Leckerli-fixierte Hündin und extreme Aufgeregtheit - Obedience-Training unmöglich?!

  • Hallo allerseits!


    Ich hatte 13 Jahre lang meinen Malinois-Mix Luca bei mir, der ein Traum von einem Hund gewesen ist. Sehr folgsam, leicht zu erziehen, absolut nicht dominant. Leider hat er mich im Frühjahr 2017 verlassen und ich wollte einfach nicht ohne Hund sein. Also dachte ich mir, geh doch mal im Tierheim vorbei, da gibt es sicherlich viele nette Hunde, denen du ein Zuhause geben könntest.

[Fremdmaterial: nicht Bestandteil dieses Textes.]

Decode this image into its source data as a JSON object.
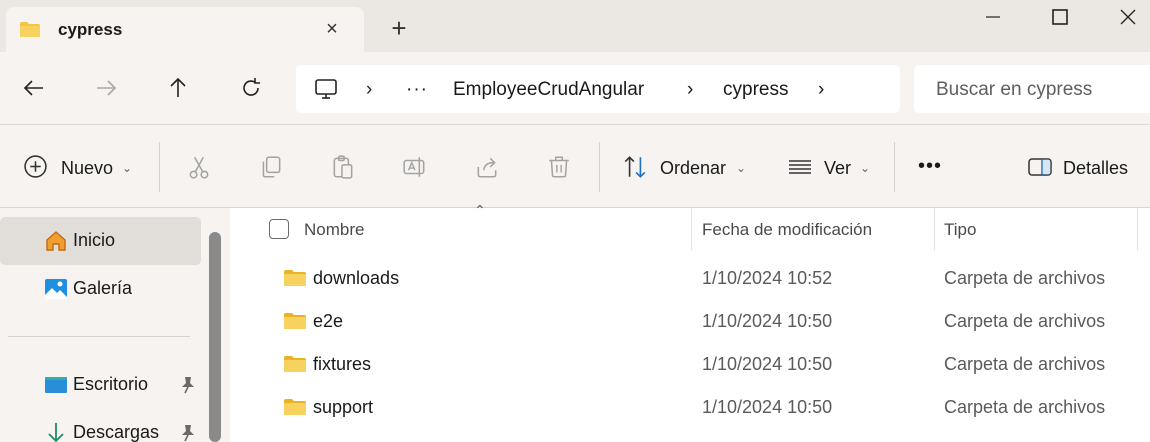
{
  "tab": {
    "title": "cypress",
    "folder_icon": "folder-icon",
    "close_icon": "close-icon",
    "new_tab_icon": "plus-icon"
  },
  "window_controls": [
    "minimize-icon",
    "maximize-icon",
    "close-icon"
  ],
  "navigation": {
    "buttons": [
      "back-arrow-icon",
      "forward-arrow-icon",
      "up-arrow-icon",
      "refresh-icon"
    ]
  },
  "address_bar": {
    "root_icon": "this-pc-icon",
    "overflow": "···",
    "crumbs": [
      "EmployeeCrudAngular",
      "cypress"
    ]
  },
  "search": {
    "placeholder": "Buscar en cypress"
  },
  "toolbar": {
    "new_label": "Nuevo",
    "sort_label": "Ordenar",
    "view_label": "Ver",
    "more_label": "•••",
    "details_label": "Detalles",
    "action_icons": [
      "cut-icon",
      "copy-icon",
      "paste-icon",
      "rename-icon",
      "share-icon",
      "delete-icon"
    ]
  },
  "sidebar": {
    "items": [
      {
        "label": "Inicio",
        "icon": "home-icon",
        "selected": true
      },
      {
        "label": "Galería",
        "icon": "gallery-icon",
        "selected": false
      },
      {
        "label": "Escritorio",
        "icon": "desktop-icon",
        "pinned": true
      },
      {
        "label": "Descargas",
        "icon": "download-icon",
        "pinned": true
      }
    ]
  },
  "file_list": {
    "columns": [
      "Nombre",
      "Fecha de modificación",
      "Tipo"
    ],
    "rows": [
      {
        "name": "downloads",
        "modified": "1/10/2024 10:52",
        "type": "Carpeta de archivos"
      },
      {
        "name": "e2e",
        "modified": "1/10/2024 10:50",
        "type": "Carpeta de archivos"
      },
      {
        "name": "fixtures",
        "modified": "1/10/2024 10:50",
        "type": "Carpeta de archivos"
      },
      {
        "name": "support",
        "modified": "1/10/2024 10:50",
        "type": "Carpeta de archivos"
      }
    ]
  },
  "colors": {
    "chrome_bg": "#f6f3f0",
    "titlebar_bg": "#ebe7e3",
    "folder_yellow": "#f4c542",
    "accent_blue": "#1f6fc5"
  }
}
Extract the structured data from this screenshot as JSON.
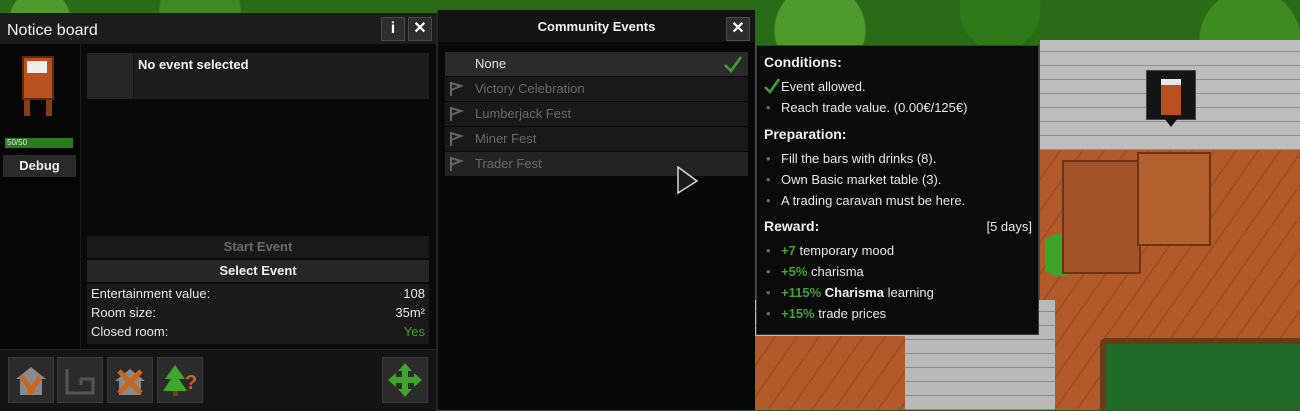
{
  "notice_board": {
    "title": "Notice board",
    "info_label": "i",
    "close_label": "✕",
    "health": "50/50",
    "health_fraction": 1.0,
    "debug_label": "Debug",
    "event_text": "No event selected",
    "start_label": "Start Event",
    "select_label": "Select Event",
    "stats": [
      {
        "label": "Entertainment value:",
        "value": "108"
      },
      {
        "label": "Room size:",
        "value": "35m²"
      },
      {
        "label": "Closed room:",
        "value": "Yes"
      }
    ],
    "toolbar_icons": [
      "build-hammer-icon",
      "room-outline-icon",
      "demolish-icon",
      "tree-question-icon",
      "move-arrows-icon"
    ]
  },
  "community_events": {
    "title": "Community Events",
    "close_label": "✕",
    "items": [
      {
        "label": "None",
        "selected": true
      },
      {
        "label": "Victory Celebration",
        "selected": false
      },
      {
        "label": "Lumberjack Fest",
        "selected": false
      },
      {
        "label": "Miner Fest",
        "selected": false
      },
      {
        "label": "Trader Fest",
        "selected": false
      }
    ]
  },
  "tooltip": {
    "conditions_title": "Conditions:",
    "conditions": [
      "Event allowed.",
      "Reach trade value. (0.00€/125€)"
    ],
    "preparation_title": "Preparation:",
    "preparation": [
      "Fill the bars with drinks (8).",
      "Own Basic market table (3).",
      "A trading caravan must be here."
    ],
    "reward_title": "Reward:",
    "reward_days": "[5 days]",
    "rewards": [
      {
        "amount": "+7",
        "bold": "",
        "text": "temporary mood"
      },
      {
        "amount": "+5%",
        "bold": "",
        "text": "charisma"
      },
      {
        "amount": "+115%",
        "bold": "Charisma",
        "text": "learning"
      },
      {
        "amount": "+15%",
        "bold": "",
        "text": "trade prices"
      }
    ]
  },
  "colors": {
    "accent_green": "#3fa52b",
    "panel_bg": "#0a0a0a",
    "disabled_text": "#6b6b6b"
  }
}
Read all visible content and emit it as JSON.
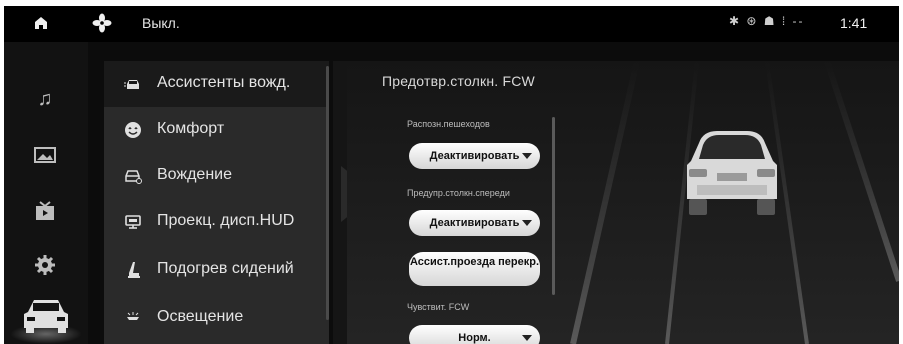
{
  "status_bar": {
    "climate_label": "Выкл.",
    "status_icons": "✱ ⊛ ☗ ⁞ --",
    "time": "1:41"
  },
  "rail": {
    "items": [
      "music-icon",
      "gallery-icon",
      "video-icon",
      "settings-icon",
      "car-icon"
    ],
    "active": "car-icon"
  },
  "menu": {
    "items": [
      {
        "label": "Ассистенты вожд.",
        "icon": "driver-assist-icon",
        "active": true
      },
      {
        "label": "Комфорт",
        "icon": "comfort-icon",
        "active": false
      },
      {
        "label": "Вождение",
        "icon": "driving-icon",
        "active": false
      },
      {
        "label": "Проекц. дисп.HUD",
        "icon": "hud-icon",
        "active": false
      },
      {
        "label": "Подогрев сидений",
        "icon": "seat-heating-icon",
        "active": false
      },
      {
        "label": "Освещение",
        "icon": "lighting-icon",
        "active": false
      }
    ]
  },
  "content": {
    "title": "Предотвр.столкн. FCW",
    "options": [
      {
        "label": "Распозн.пешеходов",
        "value": "Деактивировать"
      },
      {
        "label": "Предупр.столкн.спереди",
        "value": "Деактивировать"
      },
      {
        "label": "",
        "value": "Ассист.проезда перекр."
      },
      {
        "label": "Чувствит. FCW",
        "value": "Норм."
      }
    ]
  },
  "colors": {
    "background": "#0c0c0c",
    "menu_bg": "#2a2a2a",
    "button_bg": "#e8e8e8"
  }
}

Nach langen Gesprächen mit der Leiterin der Hundestation und einigen Gassigängen entschied ich mich für Agila, eine 2 Jahre alte Schäferhund-Boxer-Mischlingshündin, die aus schlechter Haltung kam.


    Die Pflegerin sagte mir, dass z.B. Obedience ideal für sie wäre, da sie angeblich sehr gern und schnell lernt. Da ich mich ohnehin dafür interessierte, meldete ich uns, nachdem sie 4 Monate bei mir war, total euphorisch zu einem Kurs an, und, was soll ich sagen, trotz aller Bemühungen seitens der Trainer und mir sind wir bisher kläglich gescheitert. Ich schaffe es nichtmal, Agila die Grundstellung beizubringen, völlig egal, ob ich nun zuhause übe, irgendwo auf einer ruhigen Wiese, auf dem Hundeplatz und es ist auch egal, ob sie davor gefressen hat, bereits ausgelastet wurde mit Spielen / Freilauf oder nicht: Sie lernt es einfach nicht.


    Sie sollte zur Grundstellung ja neben meinem linken Bein sitzen und mich anschauen. Sie ist aber jedesmal, sobald wir mit Leckerlis üben, dermaßen auf das Zeug fixiert, dass sie weder mich anschaut, noch irgendwelche Kommandos zu hören scheint. Sie versucht einfach nur um jeden Preis, an das Futter zu kommen. Dabei beisst sie mir teilweise richtig heftig in die Finger, springt an mir hoch, läuft plötzlich wie eine Rakete los und wieder zurück, springt wieder an mir hoch und benimmt sich einfach nur unmöglich.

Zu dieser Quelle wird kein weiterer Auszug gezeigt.